Some of us, though, rejected that and listened to deeper things, not that we necessarily got much credit for it, but rather the opposite.  What is the writer up to anyway?  What does it mean when one captures all the textual details of life in this world, the coffee cups, the dirty blinds (T.S. Eliot's "dingy shades in a thousand furnished rooms"), the rust-hued gin and tonic with bitters that a Hemingway self-stand in takes pleasure in in a later work, his cat sitting in avocado trees hunting bats, or Paradise Lost's scene, Adam and Eve, bare to the Levant and Ponent Winds, expelled from Eden turning to words finally.  What does it all mean, a young and impressionable mind might ask...  And a young person can do this, be pure enough of mind to read on a deeper level, even as they may be pushed to be more technically critical like a scientist's dissection, (as if such properly lent itself to any science beyond what the writer had invested in the original, indeed, as the writer is saying, clearly, 'here's my science.')

Too bad we did not study Buddhism then and there.  It would have made a lot of things clearer.  Perhaps such stuff has to do with the kind of education my father practiced as an educator, as a cleric, putting things not into egotistical terms, but freeing them from that, even from academic egotism itself.

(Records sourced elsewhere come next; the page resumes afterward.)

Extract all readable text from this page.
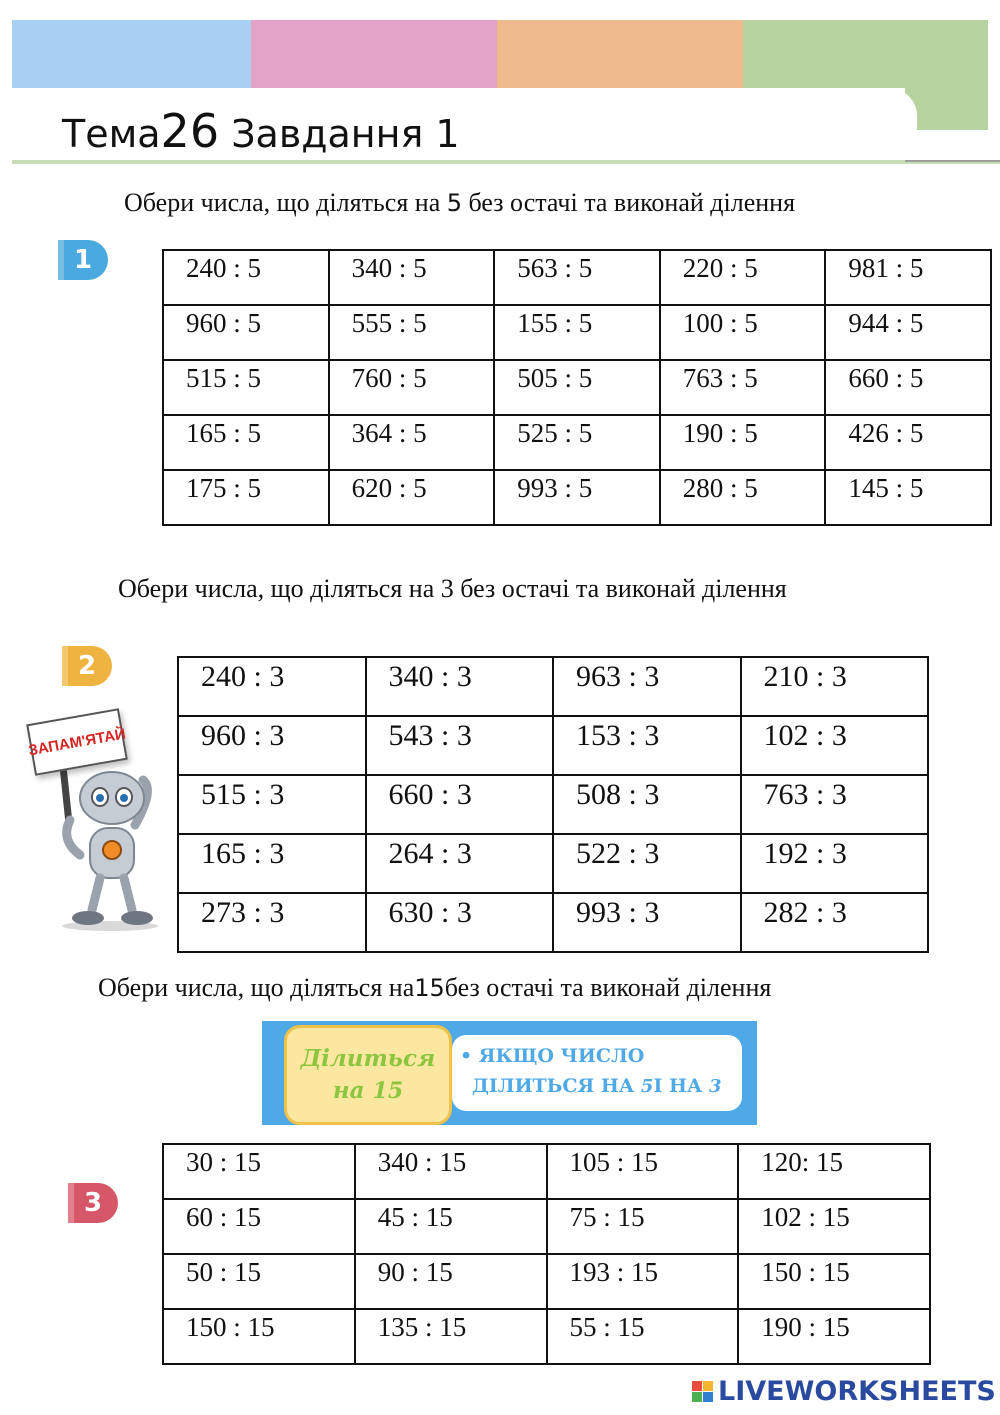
Тема26 Завдання 1
Обери числа, що діляться на 5 без остачі та виконай ділення
1	240 : 5	340 : 5	563 : 5	220 : 5	981 : 5
960 : 5	555 : 5	155 : 5	100 : 5	944 : 5
515 : 5	760 : 5	505 : 5	763 : 5	660 : 5
165 : 5	364 : 5	525 : 5	190 : 5	426 : 5
175 : 5	620 : 5	993 : 5	280 : 5	145 : 5
Обери числа, що діляться на 3 без остачі та виконай ділення
2	240 : 3	340 : 3	963 : 3	210 : 3
960 : 3	543 : 3	153 : 3	102 : 3
515 : 3	660 : 3	508 : 3	763 : 3
165 : 3	264 : 3	522 : 3	192 : 3
273 : 3	630 : 3	993 : 3	282 : 3
ЗАПАМ'ЯТАЙ
Обери числа, що діляться на15без остачі та виконай ділення
Ділиться
на 15
• ЯКЩО ЧИСЛО
ДІЛИТЬСЯ НА 5І НА 3
3
30 : 15	340 : 15	105 : 15	120: 15
60 : 15	45 : 15	75 : 15	102 : 15
50 : 15	90 : 15	193 : 15	150 : 15
150 : 15	135 : 15	55 : 15	190 : 15
LIVEWORKSHEETS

Learning about Darwin's Theory of Evolution, versus the Creationist, a useful exercise of scientific method and scientific history, a good tune-up on critical thinking, yes, a good thing to do, of course.  But in another sense, what difference does it make, once having mastered the theory of Natural Selection, what difference might it make to our own lives directly, but almost be a side issue, like Buddha's story of the person wounded with the arrow.  Get to the matter of curing the person wounded with the arrow, directly, not by asking who shot the arrow and what that person was wearing.


I find now and then a little break, a clear moment, a freedom from defining things basically, to take a short cut, good or bad.  Having already entered into that mindset, there is good and bad with respect to 'me,' there's no escaping constantly wishing to put terms on everything.  "This was smart, that was stupid."  And what you long for, without realizing it, is freedom from that.